The queen of neo-soul, Jill Scott, serenaded Massey Hall Tuesday night to a packed and hyper-fashionable crowd of Toronto. Proving that big is sexy and bold is the best way to be, Scott brought the audience into her bedroom, crooning suggestively under crystal chandeliers in a black-patterned body suite, while she sipped pink Champagne. From old favorites like Love Rain, to a bold political performance of her own version of the US National Anthem Oh Say Can You See the Blood in the Streets, Scott’s show did not disappoint.
The first portion of the evening focused on love songs, accompanied by three, male backup singers, dancing in the doo-wop style of the Supremes. Sweet and sultry, Scott performed Wait, The Way, He Loves Me, and Crown Royal, while she massaged her own body like a lover. Eliciting howls and cheers from the crowd, she tickled imaginary male body parts at the shaft of her mic stand. With two drummers, a keyboard player, a bass player, a guitar player, a sax and a trumpet, Scott moved into faster power-ballads, belting out empowered pieces like Hate on Me, and Getting’ in the Way, with bold messages for the audience about female empowerment and career advice for all sexes alike. “Don’t give up your goodies to just anyone, cause ya might not know who you are dealing with.” Jill cautioned, in one of her many monologues, “And if you aren’t living the exact life you want, you better take notes on the people around you, cause many of us are living that life, I know I am.”
Fans packed every level of Massey Hall, dressed to the nine and dancing. The crowd knew all the words to Scott’s songs, singing rounds as Scott pointed the mic at each section of the auditorium. Dancing women spilled into the aisles and screamed in praise of Scott.
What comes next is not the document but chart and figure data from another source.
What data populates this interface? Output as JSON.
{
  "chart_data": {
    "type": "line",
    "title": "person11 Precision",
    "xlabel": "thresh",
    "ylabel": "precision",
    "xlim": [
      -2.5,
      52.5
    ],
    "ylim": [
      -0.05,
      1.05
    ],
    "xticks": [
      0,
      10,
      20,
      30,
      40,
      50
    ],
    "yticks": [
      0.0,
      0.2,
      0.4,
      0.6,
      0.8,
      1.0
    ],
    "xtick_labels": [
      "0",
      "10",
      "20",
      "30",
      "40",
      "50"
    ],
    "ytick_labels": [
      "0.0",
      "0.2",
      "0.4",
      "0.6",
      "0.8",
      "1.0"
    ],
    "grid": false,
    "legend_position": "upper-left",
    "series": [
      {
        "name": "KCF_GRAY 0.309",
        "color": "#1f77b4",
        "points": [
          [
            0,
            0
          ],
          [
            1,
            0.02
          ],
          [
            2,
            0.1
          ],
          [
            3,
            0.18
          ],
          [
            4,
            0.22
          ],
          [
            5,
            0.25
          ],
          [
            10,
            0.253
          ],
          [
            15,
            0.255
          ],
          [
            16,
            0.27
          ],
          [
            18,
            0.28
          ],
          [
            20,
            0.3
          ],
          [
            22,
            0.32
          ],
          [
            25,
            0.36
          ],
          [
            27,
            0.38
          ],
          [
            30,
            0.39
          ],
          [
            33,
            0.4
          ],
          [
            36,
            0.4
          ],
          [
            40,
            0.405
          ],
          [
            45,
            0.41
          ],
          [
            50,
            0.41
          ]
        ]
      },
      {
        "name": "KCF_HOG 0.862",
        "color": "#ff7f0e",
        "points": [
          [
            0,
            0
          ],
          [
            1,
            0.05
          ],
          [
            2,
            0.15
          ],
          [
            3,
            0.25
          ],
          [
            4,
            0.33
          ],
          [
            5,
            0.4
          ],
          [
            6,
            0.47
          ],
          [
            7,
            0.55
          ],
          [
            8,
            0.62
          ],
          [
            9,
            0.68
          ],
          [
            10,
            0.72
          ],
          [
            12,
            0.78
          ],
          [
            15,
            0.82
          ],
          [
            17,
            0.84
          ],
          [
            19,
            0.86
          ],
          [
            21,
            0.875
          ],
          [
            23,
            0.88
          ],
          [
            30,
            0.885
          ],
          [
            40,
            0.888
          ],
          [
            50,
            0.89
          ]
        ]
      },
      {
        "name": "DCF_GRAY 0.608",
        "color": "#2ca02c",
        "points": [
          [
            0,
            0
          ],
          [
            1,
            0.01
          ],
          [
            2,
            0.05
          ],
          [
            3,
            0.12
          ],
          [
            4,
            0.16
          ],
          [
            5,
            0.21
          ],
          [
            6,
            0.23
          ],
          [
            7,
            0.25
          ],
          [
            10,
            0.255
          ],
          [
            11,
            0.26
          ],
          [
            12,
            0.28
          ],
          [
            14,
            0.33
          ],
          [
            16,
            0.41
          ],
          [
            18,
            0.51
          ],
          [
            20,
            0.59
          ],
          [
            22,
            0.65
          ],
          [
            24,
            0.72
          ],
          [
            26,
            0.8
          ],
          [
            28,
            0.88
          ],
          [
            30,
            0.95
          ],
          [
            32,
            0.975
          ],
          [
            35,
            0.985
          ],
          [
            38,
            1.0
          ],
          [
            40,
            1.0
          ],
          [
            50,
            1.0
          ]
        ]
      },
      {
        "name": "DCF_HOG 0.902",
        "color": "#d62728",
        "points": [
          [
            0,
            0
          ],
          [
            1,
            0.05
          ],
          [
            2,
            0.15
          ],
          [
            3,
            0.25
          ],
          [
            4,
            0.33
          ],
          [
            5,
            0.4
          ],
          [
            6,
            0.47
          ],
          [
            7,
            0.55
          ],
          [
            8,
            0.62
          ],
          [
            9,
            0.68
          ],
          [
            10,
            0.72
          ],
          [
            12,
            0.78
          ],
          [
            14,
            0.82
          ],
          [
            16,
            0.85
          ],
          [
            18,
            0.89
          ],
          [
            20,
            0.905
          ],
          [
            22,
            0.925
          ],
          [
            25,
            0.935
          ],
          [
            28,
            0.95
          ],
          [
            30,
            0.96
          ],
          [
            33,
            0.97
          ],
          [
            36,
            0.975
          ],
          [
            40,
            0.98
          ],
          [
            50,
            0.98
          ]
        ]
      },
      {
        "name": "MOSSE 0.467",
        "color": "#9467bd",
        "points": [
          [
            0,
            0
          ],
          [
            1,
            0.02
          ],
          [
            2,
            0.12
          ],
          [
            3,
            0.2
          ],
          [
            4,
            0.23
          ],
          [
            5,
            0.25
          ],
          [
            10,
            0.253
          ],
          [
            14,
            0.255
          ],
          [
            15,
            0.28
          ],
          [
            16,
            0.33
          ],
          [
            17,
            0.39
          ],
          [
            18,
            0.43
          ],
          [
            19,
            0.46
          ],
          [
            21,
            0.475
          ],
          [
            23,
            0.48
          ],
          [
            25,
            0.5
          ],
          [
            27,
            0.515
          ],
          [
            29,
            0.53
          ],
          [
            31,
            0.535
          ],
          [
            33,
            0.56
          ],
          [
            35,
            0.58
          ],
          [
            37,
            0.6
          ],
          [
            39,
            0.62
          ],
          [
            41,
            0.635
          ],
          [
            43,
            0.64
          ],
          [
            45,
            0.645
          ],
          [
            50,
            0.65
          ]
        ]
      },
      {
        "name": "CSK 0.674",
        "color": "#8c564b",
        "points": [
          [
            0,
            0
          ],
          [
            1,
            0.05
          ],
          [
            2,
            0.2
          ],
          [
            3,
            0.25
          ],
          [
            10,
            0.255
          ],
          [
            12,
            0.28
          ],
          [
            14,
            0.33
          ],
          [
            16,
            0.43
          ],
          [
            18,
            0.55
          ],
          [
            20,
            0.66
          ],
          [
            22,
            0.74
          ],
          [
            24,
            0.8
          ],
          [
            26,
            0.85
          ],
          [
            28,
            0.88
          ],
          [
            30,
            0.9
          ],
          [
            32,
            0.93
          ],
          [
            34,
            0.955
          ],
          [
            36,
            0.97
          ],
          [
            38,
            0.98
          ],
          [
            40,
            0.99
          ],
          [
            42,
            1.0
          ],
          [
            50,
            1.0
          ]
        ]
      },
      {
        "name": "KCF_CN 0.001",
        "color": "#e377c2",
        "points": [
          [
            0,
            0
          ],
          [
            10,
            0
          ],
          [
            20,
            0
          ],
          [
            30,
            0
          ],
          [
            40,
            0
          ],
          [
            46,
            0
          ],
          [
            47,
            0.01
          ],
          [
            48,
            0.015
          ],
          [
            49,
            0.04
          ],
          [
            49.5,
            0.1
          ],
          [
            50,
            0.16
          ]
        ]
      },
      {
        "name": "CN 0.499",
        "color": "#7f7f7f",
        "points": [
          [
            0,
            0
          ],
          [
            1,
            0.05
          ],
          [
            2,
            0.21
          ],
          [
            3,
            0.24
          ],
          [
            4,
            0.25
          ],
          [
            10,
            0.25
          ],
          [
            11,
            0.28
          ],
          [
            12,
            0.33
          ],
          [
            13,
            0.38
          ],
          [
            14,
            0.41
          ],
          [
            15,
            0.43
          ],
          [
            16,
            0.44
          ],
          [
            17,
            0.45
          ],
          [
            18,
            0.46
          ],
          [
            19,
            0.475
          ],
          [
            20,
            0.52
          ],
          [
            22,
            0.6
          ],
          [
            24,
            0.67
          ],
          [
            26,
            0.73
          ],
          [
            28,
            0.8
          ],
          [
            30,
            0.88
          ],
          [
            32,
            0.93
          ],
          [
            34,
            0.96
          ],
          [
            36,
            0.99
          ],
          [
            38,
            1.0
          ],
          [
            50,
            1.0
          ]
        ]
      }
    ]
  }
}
As the concert ended, and the audience roared for more, Scott returned for a fiery political performance and a message for Canadians. “Please know,” she said, “That we don’t like what’s going on back home; it is not ok. We want this mess to end.” She brought the lights down and a video montage played of Black Americans killed by the police like Philando Castile
and Aiyana Jones, amongst many, as well as a segment of Castile’s mother, Renee Jones Schneide shouting at the police. The electric guitar wailed and Scott let out all her rage, her voice booming from the gut, with added distortion, more like a metal show than an R&B concert, in a moving tribute to her murdered peers. Finally, as the encore drew to a close, Scott dropped down to a whisper and then sang an operatic improvisation, harking back to Billy Holiday’s song Strange Fruit. The women in the audience around me cried. As Scott trilled like a songbird the smiling faces of dead Americans flashed on screens behind her before the stage went black.